Ultimately, these various problems within late-1700s France weren’t so much the immediate causes of the Revolution as they were the final catalyst. The strict French class system had long placed the clergy and nobility far above the rest of the French citizens, despite the fact that many of those citizens far exceeded nobles in wealth and reputation. Moreover, these exclusive titles—most of which had been purchased and passed down through families—essentially placed their bearers above the law and exempted them from taxes. In 1789, when France’s ancient legislative body, the Estates-General, reconvened and it became apparent that the higher-ranking classes refused to forfeit their privileges in the interest of saving the country, the frustration of the French bourgeoisie reached its boiling point. The French Revolution was thus a battle to achieve equality and remove oppression—concerns far more deep-seated and universal than the immediate economic turbulence France was experiencing at the time.

It may seem on the surface that the immediate results of the French Revolution were negligible, for the next leader after the Revolution was Napoleon, who imposed a dictatorship of sorts, voiding the sovereign democracy of the Revolution. Nonetheless, the Revolution won the public a number of other victories, both tangible and intangible. No French ruler after the Revolution dared to reverse the property and rights acquisitions gained during the Revolution, so citizens who had purchased church land were allowed to keep it. The new tax system remained devoid of the influence of privilege, so that every man paid his share according to personal wealth. Moreover, the breakdown of church and feudal contracts freed people from tithes and other incurred fees. That’s not to say that all was well: French industry struggled for years after the Revolution to regain a foothold in such a drastically different environment. On the whole, however, the French people had seen the impact they could have over their government, and that liberating, inspiring spirit was unlikely ever again to be suppressed.
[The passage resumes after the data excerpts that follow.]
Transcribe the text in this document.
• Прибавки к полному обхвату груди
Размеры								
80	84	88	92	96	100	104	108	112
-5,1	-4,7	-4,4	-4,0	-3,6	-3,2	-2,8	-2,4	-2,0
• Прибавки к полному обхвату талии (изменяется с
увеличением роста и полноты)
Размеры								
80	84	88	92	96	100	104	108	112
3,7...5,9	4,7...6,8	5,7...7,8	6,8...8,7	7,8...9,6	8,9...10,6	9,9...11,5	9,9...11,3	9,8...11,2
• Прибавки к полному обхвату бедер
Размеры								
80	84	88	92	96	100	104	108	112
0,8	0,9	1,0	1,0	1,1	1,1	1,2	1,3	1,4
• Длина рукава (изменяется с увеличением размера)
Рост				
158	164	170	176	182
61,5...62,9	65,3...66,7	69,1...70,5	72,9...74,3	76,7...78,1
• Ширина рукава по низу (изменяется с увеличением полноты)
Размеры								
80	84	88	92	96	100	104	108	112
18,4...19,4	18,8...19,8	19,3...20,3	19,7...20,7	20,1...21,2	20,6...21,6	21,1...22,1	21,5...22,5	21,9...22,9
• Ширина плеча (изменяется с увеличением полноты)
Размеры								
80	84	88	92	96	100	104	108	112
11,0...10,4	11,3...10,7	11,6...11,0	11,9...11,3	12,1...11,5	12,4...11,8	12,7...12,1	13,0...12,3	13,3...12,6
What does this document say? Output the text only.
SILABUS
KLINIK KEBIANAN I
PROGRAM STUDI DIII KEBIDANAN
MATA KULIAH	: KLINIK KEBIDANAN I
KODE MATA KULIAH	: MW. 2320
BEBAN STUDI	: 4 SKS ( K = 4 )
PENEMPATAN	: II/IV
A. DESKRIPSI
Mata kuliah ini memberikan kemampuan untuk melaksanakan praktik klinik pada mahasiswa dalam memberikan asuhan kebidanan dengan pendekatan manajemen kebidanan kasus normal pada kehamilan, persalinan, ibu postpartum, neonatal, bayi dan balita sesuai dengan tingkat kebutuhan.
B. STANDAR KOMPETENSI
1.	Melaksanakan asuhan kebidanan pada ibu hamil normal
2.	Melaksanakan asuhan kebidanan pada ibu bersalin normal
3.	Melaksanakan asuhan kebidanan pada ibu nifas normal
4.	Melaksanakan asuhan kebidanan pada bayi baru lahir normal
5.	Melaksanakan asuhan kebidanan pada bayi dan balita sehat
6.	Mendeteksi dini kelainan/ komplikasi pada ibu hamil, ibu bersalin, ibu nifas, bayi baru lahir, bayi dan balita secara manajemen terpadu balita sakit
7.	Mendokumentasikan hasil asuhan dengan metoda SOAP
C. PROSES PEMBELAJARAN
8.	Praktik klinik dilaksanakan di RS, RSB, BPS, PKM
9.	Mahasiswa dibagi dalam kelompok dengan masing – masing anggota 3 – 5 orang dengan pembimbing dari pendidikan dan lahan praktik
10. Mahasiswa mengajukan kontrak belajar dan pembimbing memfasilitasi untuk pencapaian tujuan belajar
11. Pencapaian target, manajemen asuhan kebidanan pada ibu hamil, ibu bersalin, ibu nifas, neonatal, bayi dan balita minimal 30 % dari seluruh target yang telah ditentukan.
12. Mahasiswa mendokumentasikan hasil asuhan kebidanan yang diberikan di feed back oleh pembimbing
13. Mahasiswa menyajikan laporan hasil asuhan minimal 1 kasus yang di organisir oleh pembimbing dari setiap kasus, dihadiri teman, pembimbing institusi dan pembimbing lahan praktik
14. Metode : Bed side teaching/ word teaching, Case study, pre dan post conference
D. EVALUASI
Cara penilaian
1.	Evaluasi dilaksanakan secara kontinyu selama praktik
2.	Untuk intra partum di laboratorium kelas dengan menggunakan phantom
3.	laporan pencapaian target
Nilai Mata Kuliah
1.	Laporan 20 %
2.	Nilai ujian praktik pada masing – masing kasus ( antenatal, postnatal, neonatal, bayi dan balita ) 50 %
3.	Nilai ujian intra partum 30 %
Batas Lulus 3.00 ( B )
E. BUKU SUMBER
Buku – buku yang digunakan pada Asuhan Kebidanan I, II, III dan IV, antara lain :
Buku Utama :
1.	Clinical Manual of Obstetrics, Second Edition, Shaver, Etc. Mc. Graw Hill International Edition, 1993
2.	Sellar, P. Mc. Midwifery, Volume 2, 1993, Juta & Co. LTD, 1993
Other European governments and rulers, however, were not too happy with the French after the Revolution. They knew that their own citizens had seen the power that the French public wielded, and as a result, those governments were never again able to feel secure in their rule after 1799. Though there had been other internal revolutions in European countries, few were as massive and convoluted as the French Revolution, which empowered citizens everywhere and resulted in a considerable leap toward the end of oppression throughout Europe.